Pour Arthur Harrison, soixante-cinq ans, le silence était un échec. Un problème qu’on ne pouvait pas licencier, une négociation impossible à gagner, un bilan impossible à équilibrer.
Et depuis deux ans, cet échec avait pris la forme d’un enfant : son petit-fils.
Leo avait dix ans. Il n’avait pas prononcé un seul mot depuis le jour où il avait vu sa mère — la fille unique d’Arthur — s’effondrer sur le marbre poli du hall d’entrée.
Un anévrisme brutal, silencieux.
Une seconde, elle était là, souriante, en train d’enfiler ses gants de jardinage ; la suivante, elle était devenue un dossier pour le médecin légiste.
Leo tenait sa main.
À présent, Arthur se trouvait dans son bureau aux reliures de cuir, respirant l’odeur mêlée des vieux livres et de l’argent ancien, et écoutait le bruit du dernier spécialiste qui rangeait ses affaires.
— Monsieur Harrison, dit le Dr Finch, refermant sa mallette d’un claquement sec, presque comme un coup de feu dans la pièce funèbre.
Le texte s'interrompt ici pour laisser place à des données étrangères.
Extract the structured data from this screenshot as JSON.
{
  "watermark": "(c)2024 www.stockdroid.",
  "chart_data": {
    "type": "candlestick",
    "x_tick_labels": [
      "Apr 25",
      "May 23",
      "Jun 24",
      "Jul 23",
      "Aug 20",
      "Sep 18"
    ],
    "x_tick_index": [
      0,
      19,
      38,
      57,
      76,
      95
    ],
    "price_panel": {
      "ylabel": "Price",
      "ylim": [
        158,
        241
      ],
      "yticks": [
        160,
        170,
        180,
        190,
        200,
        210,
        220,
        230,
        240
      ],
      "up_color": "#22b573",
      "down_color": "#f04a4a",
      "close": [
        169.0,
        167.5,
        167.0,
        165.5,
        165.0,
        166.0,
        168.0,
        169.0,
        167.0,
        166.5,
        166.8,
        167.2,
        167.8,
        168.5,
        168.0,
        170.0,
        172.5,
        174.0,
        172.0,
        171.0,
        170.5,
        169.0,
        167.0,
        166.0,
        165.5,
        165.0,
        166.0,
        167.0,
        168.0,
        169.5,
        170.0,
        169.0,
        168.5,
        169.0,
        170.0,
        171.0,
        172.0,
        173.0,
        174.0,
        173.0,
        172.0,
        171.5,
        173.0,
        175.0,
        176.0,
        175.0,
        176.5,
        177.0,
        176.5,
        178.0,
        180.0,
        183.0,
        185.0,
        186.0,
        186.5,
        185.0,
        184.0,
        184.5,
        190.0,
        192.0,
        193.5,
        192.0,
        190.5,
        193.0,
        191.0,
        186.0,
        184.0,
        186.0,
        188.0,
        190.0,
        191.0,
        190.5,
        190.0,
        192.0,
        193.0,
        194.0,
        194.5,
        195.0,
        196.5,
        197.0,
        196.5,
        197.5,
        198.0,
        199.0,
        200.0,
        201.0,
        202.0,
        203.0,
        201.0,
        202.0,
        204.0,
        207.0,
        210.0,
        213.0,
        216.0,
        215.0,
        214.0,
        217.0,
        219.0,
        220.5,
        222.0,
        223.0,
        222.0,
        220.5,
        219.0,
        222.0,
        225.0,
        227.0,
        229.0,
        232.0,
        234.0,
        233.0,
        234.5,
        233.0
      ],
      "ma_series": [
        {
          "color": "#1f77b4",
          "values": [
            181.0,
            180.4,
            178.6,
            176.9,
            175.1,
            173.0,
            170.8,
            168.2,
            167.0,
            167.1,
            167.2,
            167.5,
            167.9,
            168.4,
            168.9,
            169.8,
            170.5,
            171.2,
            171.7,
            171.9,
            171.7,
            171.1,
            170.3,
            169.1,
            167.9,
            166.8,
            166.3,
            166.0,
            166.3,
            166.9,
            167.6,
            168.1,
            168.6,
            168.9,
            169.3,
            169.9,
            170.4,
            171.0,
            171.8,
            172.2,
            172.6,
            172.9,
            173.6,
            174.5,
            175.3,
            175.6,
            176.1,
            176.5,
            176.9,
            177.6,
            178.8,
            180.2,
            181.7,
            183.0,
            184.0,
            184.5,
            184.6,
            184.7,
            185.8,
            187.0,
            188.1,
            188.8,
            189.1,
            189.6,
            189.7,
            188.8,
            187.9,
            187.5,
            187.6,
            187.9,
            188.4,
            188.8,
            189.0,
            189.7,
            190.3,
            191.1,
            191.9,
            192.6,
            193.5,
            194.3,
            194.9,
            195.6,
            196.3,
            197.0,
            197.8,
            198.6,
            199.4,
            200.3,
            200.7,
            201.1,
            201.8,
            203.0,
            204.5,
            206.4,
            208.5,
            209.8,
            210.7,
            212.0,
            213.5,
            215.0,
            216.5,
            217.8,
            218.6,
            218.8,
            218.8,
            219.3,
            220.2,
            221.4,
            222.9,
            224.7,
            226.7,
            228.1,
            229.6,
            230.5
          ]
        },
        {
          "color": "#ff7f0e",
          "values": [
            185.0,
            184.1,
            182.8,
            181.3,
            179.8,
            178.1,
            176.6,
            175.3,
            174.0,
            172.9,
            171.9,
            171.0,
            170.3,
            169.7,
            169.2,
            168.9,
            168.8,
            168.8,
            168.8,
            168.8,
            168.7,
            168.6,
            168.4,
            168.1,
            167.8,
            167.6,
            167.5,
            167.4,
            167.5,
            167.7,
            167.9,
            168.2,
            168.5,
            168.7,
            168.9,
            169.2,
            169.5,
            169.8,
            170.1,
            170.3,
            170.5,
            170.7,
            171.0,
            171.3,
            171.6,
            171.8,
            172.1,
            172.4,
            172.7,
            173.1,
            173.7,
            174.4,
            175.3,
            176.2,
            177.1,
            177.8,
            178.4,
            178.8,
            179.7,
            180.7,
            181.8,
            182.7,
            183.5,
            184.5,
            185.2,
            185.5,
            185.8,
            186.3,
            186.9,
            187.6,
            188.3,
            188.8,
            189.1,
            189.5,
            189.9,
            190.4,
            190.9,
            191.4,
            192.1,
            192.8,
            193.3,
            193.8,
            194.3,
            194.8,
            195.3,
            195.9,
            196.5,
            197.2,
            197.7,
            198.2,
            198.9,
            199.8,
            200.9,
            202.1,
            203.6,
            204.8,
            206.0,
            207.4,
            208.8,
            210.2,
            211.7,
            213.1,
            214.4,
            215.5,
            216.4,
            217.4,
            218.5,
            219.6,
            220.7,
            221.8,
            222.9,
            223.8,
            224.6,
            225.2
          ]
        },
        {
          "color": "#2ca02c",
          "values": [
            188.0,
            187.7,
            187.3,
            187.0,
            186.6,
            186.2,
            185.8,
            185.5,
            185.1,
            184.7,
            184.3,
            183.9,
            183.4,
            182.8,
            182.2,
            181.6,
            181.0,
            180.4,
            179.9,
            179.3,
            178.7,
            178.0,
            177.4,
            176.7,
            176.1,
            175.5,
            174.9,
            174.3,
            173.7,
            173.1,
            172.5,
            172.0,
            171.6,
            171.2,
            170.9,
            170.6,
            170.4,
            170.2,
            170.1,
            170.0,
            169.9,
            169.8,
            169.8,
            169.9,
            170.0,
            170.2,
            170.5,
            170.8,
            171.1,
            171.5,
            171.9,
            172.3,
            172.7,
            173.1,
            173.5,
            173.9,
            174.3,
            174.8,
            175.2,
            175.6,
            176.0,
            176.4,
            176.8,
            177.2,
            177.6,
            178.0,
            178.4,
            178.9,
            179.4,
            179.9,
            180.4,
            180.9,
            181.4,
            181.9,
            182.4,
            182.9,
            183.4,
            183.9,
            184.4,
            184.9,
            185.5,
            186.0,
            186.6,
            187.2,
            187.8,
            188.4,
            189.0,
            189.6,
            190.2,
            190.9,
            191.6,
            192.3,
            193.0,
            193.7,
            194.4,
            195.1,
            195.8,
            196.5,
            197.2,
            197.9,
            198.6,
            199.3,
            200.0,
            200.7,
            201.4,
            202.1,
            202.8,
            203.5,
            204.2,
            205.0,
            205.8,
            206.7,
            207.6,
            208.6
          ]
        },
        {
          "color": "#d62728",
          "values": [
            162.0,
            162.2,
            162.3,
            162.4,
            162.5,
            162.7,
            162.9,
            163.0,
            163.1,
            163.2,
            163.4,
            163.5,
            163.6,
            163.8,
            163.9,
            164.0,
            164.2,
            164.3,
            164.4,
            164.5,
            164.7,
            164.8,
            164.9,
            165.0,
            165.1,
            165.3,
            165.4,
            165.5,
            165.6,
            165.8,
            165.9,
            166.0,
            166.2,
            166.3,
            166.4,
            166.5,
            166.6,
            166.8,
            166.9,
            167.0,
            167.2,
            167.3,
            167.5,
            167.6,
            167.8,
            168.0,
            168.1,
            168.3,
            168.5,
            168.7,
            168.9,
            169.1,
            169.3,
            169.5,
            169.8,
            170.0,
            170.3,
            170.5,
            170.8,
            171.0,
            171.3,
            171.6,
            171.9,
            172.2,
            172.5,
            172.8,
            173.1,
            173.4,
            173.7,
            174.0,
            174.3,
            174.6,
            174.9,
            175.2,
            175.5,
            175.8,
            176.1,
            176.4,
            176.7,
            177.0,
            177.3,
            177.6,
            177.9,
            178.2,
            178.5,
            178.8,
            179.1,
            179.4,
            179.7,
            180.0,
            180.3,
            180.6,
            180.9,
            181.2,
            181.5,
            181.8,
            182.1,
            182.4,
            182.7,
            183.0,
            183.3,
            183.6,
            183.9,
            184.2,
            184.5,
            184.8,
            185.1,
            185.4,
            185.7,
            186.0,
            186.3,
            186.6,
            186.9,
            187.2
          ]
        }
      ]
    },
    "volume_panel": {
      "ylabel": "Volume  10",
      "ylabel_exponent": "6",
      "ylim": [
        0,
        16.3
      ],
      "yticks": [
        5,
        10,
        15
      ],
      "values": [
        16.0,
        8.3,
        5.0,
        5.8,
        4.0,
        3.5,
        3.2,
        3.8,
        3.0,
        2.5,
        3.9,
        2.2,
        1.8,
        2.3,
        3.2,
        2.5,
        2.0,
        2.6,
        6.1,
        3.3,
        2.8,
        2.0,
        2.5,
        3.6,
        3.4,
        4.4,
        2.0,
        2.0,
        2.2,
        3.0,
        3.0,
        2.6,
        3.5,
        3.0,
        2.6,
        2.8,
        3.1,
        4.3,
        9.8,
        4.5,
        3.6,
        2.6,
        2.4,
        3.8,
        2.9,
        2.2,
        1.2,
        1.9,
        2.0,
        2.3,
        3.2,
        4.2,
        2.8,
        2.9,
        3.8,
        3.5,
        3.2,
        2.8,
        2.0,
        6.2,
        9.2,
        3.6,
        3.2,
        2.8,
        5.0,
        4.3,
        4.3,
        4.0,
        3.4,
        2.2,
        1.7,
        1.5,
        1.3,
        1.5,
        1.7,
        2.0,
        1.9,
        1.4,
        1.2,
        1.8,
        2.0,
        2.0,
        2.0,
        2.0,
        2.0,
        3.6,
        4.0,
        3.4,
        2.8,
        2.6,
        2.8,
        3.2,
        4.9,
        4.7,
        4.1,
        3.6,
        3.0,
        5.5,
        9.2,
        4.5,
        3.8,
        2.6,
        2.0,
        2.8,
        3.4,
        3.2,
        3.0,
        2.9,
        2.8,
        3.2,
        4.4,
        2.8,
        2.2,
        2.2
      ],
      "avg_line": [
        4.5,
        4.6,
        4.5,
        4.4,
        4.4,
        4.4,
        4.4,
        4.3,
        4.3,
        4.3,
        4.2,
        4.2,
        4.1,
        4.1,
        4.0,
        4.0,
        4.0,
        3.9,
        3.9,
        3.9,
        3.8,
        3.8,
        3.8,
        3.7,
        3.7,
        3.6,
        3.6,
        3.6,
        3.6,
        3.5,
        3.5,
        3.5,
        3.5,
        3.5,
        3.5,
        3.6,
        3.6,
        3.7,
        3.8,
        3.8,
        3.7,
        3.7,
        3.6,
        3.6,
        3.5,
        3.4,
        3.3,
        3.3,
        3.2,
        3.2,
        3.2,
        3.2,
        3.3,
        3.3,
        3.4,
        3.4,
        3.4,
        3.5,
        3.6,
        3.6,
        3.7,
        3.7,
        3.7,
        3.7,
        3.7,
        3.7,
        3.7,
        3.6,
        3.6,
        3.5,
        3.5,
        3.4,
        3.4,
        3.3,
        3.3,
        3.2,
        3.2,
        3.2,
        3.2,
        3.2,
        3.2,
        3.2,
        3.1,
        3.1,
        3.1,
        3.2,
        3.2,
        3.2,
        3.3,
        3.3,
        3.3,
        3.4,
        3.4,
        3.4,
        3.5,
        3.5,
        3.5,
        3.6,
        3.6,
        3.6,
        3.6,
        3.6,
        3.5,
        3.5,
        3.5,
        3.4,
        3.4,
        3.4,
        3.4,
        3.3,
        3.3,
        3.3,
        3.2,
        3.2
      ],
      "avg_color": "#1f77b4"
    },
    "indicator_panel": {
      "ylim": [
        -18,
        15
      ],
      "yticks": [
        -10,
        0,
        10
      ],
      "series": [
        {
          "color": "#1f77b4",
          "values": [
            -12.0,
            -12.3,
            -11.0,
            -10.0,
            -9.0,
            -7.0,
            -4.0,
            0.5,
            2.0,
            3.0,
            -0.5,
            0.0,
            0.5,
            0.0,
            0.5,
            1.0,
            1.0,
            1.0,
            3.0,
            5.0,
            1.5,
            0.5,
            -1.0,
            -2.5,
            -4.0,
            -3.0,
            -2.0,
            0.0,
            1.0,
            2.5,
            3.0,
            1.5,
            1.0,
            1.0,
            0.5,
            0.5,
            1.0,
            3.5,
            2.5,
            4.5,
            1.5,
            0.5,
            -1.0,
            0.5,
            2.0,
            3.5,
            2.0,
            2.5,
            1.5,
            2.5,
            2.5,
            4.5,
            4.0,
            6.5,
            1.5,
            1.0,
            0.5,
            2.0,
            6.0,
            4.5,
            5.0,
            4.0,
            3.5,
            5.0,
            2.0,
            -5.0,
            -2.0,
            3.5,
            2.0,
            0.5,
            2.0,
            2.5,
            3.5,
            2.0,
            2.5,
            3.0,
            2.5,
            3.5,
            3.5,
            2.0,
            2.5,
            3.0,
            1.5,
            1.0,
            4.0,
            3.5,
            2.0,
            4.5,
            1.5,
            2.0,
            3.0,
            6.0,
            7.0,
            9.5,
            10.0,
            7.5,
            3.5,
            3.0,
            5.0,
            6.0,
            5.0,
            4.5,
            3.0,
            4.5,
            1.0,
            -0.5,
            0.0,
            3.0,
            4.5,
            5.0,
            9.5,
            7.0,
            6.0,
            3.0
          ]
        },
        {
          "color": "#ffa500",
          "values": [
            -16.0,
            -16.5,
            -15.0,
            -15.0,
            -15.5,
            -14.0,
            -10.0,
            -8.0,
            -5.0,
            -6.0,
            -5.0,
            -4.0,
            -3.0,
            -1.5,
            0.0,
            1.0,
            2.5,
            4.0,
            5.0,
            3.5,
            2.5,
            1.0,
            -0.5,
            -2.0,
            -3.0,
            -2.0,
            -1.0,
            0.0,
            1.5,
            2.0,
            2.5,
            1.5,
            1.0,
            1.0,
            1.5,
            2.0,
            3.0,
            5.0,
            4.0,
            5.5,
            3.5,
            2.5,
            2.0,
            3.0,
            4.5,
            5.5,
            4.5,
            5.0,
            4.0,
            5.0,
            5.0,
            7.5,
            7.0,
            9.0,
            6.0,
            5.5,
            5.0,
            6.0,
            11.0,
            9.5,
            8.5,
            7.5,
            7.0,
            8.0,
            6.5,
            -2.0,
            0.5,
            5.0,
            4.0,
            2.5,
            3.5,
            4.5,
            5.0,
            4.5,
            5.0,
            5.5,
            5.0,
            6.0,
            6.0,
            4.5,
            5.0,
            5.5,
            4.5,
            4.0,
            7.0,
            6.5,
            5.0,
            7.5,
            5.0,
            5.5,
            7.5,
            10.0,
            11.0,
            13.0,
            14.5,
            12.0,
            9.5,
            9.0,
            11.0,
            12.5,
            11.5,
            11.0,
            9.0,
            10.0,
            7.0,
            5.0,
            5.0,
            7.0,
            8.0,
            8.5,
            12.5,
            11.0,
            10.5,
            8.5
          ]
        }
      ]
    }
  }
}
Je suis avant tout un scientifique. Et la science exige une variable, un indicateur, quelque chose à mesurer. Votre petit-fils… il ne donne rien.
Les mains d’Arthur, jointes sur son bureau en acajou, se crispèrent jusqu’à blanchir.
— C’est un enfant de dix ans, docteur. Pas une expérience de laboratoire.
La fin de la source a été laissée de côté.